The equilibrium constant for the dissociation of a proton from an weak acid is called the acid dissociation constant, designated Ka. To simplify calculations and make easy comparisons, bases are considered in their protonated form. For example, the Ka of the α-amino group of alanine is the measure of the acid strength of its conjugate acid, –NH3+.
Seven of the amino acids (D, E, H, C, Y, K, R) have side chains containing an ionizable group. Aspartate (D) and glutamate (E) are dicarboxylic amino acids. In addition to their α-carboxyl groups, aspartate possesses a β-carboxyl group, and glutamate has a γ-carboxyl. Because the side chains of Asp and Glu are completely ionized at pH 7, they confer negative charges on proteins and are usually found on the surface where they can hydrogen bond to water molecules. [Note: Remember that an acid is 91% deprotonated at pH = pK + 1 and 99% deprotonated at pH = pK + 2.]
The ε-amino group of lysine (Lys, K) has an intrinsic pK value of 11.1 and thus exists as the –NH3+ ion at pH 7.
Why is the pK of the carboxyl group of an amino acid so much lower than that of acetic acid (pK = 4.8)? Consider the table below.
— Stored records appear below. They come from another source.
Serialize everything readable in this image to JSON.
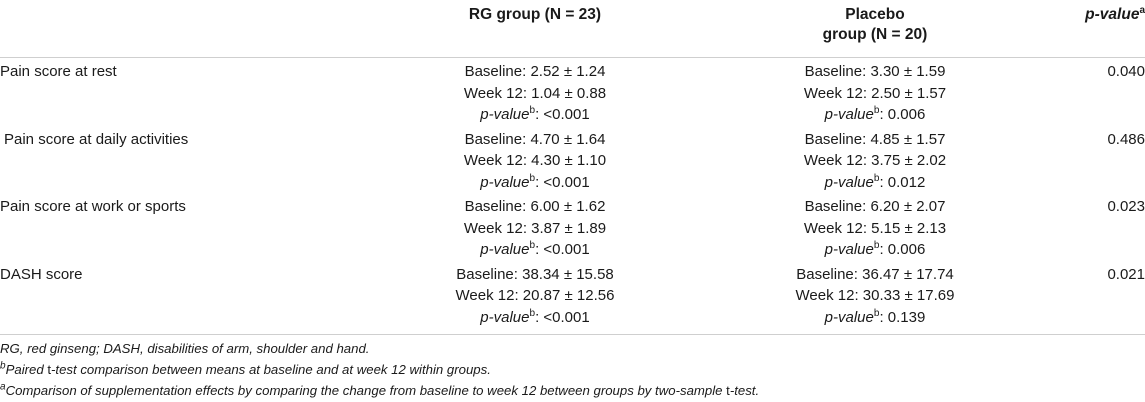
{
  "table": {
    "headers": {
      "label": "",
      "rg": "RG group (N = 23)",
      "placebo_line1": "Placebo",
      "placebo_line2": "group (N = 20)",
      "pvalue": "p-value",
      "pvalue_sup": "a"
    },
    "rows": [
      {
        "label": "Pain score at rest",
        "rg": {
          "baseline": "Baseline: 2.52 ± 1.24",
          "week12": "Week 12: 1.04 ± 0.88",
          "p_prefix": "p-value",
          "p_sup": "b",
          "p_value": ": <0.001"
        },
        "placebo": {
          "baseline": "Baseline: 3.30 ± 1.59",
          "week12": "Week 12: 2.50 ± 1.57",
          "p_prefix": "p-value",
          "p_sup": "b",
          "p_value": ": 0.006"
        },
        "pvalue": "0.040"
      },
      {
        "label": "Pain score at daily activities",
        "rg": {
          "baseline": "Baseline: 4.70 ± 1.64",
          "week12": "Week 12: 4.30 ± 1.10",
          "p_prefix": "p-value",
          "p_sup": "b",
          "p_value": ": <0.001"
        },
        "placebo": {
          "baseline": "Baseline: 4.85 ± 1.57",
          "week12": "Week 12: 3.75 ± 2.02",
          "p_prefix": "p-value",
          "p_sup": "b",
          "p_value": ": 0.012"
        },
        "pvalue": "0.486"
      },
      {
        "label": "Pain score at work or sports",
        "rg": {
          "baseline": "Baseline: 6.00 ± 1.62",
          "week12": "Week 12: 3.87 ± 1.89",
          "p_prefix": "p-value",
          "p_sup": "b",
          "p_value": ": <0.001"
        },
        "placebo": {
          "baseline": "Baseline: 6.20 ± 2.07",
          "week12": "Week 12: 5.15 ± 2.13",
          "p_prefix": "p-value",
          "p_sup": "b",
          "p_value": ": 0.006"
        },
        "pvalue": "0.023"
      },
      {
        "label": "DASH score",
        "rg": {
          "baseline": "Baseline: 38.34 ± 15.58",
          "week12": "Week 12: 20.87 ± 12.56",
          "p_prefix": "p-value",
          "p_sup": "b",
          "p_value": ": <0.001"
        },
        "placebo": {
          "baseline": "Baseline: 36.47 ± 17.74",
          "week12": "Week 12: 30.33 ± 17.69",
          "p_prefix": "p-value",
          "p_sup": "b",
          "p_value": ": 0.139"
        },
        "pvalue": "0.021"
      }
    ]
  },
  "notes": {
    "abbrev": "RG, red ginseng; DASH, disabilities of arm, shoulder and hand.",
    "note_b_sup": "b",
    "note_b_pre": "Paired ",
    "note_b_test": "t",
    "note_b_post": "-test comparison between means at baseline and at week 12 within groups.",
    "note_a_sup": "a",
    "note_a_pre": "Comparison of supplementation effects by comparing the change from baseline to week 12 between groups by two-sample ",
    "note_a_test": "t",
    "note_a_post": "-test."
  }
}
Table I: pKa of Alanine Oligomers
| Compound | pK1 | pK2 |
| Ala | 2.34 | 9.69 |
| (Ala)2 | 3.12 | 8.30 |
| (Ala)3 | 3.39 | 8.03 |
| (Ala)4 | 3.42 | 7.94 |
In proteins, the pK values of the ionizable side chains can vary from those of the free amino acids. Two factors are at work. First, as you learned above, the α-amino and α-carboxyl groups no longer carry ionic charges. Second, the microenvironment of an ionizable side chain within the three-dimensional structure of the protein can lead to large perturbations in its pK.